We talked about the home opener for another twenty minutes—line combinations Coach Roberts might use, Vegas’s defensive strategies we could exploit, the energy the home crowd would bring. Easy, comfortable conversation between teammates who’d been building trust since training camp.

But underneath it all, I felt the weight of Holloway’s comments settling into my chest. He’d noticed something. And if Holloway had noticed, who else had? How many other teammates were watching me and Wesley and connecting dots?

When he finally left, leaving the remaining beers and promising to see me at practice the next day, I closed the door and leaned against it. I exhaled with relief and frustration.

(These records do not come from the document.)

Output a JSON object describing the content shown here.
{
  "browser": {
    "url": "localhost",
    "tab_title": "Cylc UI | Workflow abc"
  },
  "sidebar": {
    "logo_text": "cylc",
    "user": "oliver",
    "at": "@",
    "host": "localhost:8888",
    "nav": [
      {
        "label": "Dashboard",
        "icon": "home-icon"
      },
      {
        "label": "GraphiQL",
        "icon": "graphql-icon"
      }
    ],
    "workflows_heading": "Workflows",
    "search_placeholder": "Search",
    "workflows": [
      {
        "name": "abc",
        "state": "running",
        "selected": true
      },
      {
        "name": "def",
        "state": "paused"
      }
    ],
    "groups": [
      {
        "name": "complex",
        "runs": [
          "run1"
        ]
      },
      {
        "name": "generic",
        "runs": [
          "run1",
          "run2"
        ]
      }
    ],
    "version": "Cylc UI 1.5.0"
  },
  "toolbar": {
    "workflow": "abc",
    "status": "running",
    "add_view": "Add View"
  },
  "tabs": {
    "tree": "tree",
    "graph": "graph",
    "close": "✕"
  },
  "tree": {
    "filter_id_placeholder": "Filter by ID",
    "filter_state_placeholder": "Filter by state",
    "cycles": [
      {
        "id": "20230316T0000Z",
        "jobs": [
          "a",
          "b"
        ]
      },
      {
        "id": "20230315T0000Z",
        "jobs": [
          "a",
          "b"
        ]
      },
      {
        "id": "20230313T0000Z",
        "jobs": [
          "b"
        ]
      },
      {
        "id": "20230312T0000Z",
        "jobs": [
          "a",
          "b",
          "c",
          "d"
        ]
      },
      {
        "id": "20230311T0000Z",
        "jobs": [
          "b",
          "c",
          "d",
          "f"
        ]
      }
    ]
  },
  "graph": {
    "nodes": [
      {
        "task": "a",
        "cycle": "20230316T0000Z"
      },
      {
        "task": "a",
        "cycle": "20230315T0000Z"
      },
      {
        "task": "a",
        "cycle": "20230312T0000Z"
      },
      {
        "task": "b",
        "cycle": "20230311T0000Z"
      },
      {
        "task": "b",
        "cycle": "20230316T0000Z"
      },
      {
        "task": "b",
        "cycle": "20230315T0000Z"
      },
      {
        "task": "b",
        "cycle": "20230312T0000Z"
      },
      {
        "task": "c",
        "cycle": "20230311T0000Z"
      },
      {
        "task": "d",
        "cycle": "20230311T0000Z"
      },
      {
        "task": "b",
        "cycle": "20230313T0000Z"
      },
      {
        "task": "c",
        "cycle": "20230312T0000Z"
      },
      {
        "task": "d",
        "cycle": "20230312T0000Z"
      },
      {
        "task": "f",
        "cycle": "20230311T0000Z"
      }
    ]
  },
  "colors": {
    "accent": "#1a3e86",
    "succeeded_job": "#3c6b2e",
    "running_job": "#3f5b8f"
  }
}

Later that evening, my phone buzzed with a text from Wesley—sent from his personal number, not the work account.

Wesley

That was close. You okay?

Griffin

Yeah. Holloway suspects, though.

Wesley

Shit. Did you deny it?

Griffin

I couldn’t even get the denial out convincingly. He said he’s noticed how I look at you. If Holloway sees it, who else does?

Minutes passed as I stared at my phone, wondering if he was going to answer. Then:

Wesley

Hey. Breathe.

Wesley

Holloway’s observant but that doesn’t mean everyone is. We’re okay. We just need to be more careful.

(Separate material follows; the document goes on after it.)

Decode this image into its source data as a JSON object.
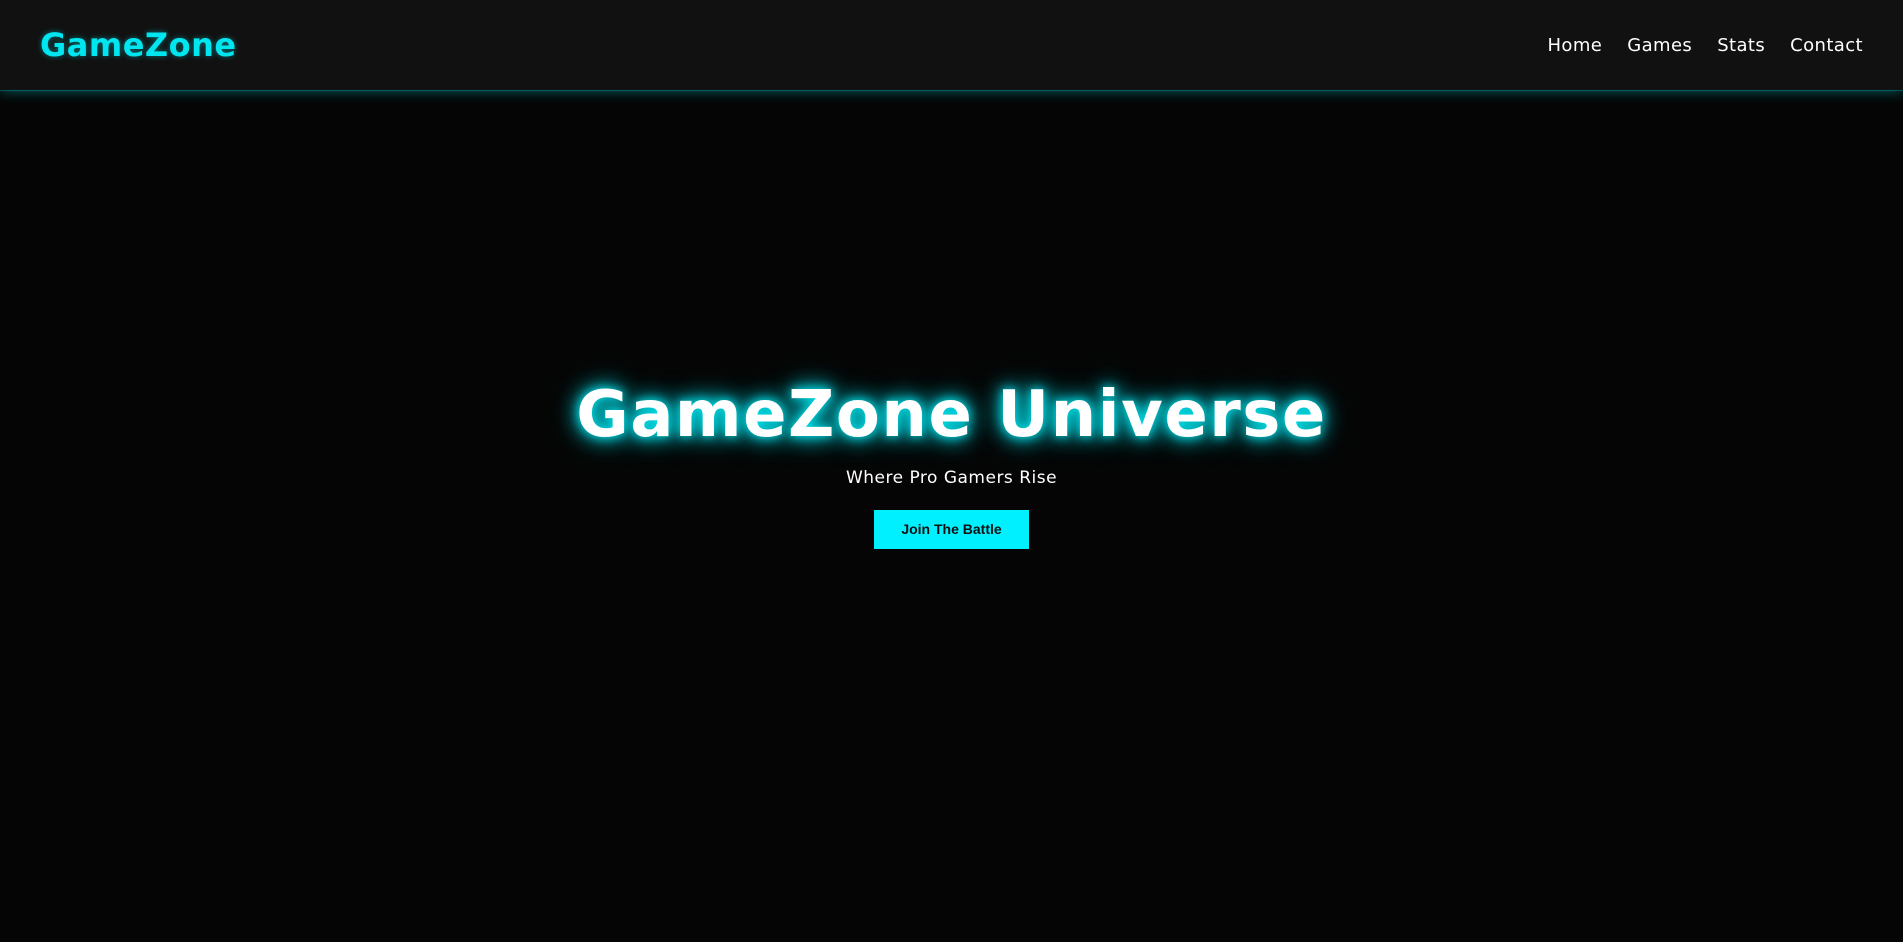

I stared at the text thread, feeling the burden of that truth in my gut. This was my apartment—my private space, the one place I should be able to relax and just exist without putting on a public face. But even here, I couldn’t risk having Wesley over without the constant threat of discovery.

I can’t even have private time in my own home.

The admission felt bitter, angry. I’d agreed to this arrangement—had asked Wesley to enter into a secret relationship despite knowing the risks.

But I hadn’t fully calculated how suffocating it would feel to have nowhere that was truly safe, no space where I could just be Griffin instead of Captain Lapierre projecting perfect heterosexuality.

Griffin

I know. I’m sorry. This is harder than either of us expected.

Wesley

Not your fault. I knew what I was signing up for.

Griffin

Doesn’t make it less frustrating.

I looked around my apartment—at the couch where Wesley and I had been when Holloway intruded, at the kitchen where we’d eaten lunch, at the space that should have felt like sanctuary but felt like another stage where I had to act.

Four to six years of this. Four to six years of sneaking around and interrupted intimacy and the constant vigilance required to protect a secret that felt increasingly impossible to keep.

Wesley

For what it’s worth—I’m glad you remembered my sandwich order. That meant something.

I smiled despite the frustration and fear.

Griffin

Everything about you means something to me. Good night, Wesley.

Wesley

Good night, Griffin.

I sank onto my couch and stared at the blank TV screen. I sat in the silence of my apartment and acknowledged the truth I’d been avoiding since Vancouver, since the hotel room, since the moment I’d invited Wesley into my life and my secrets.

This arrangement—this relationship—required sacrifices I hadn’t fully understood when I’d asked Wesley to try. It meant no spontaneous visits, no casual afternoons together, no simple act of having someone over without calculating every risk and consequence.

It meant living in a constant state of awareness, even in my own home.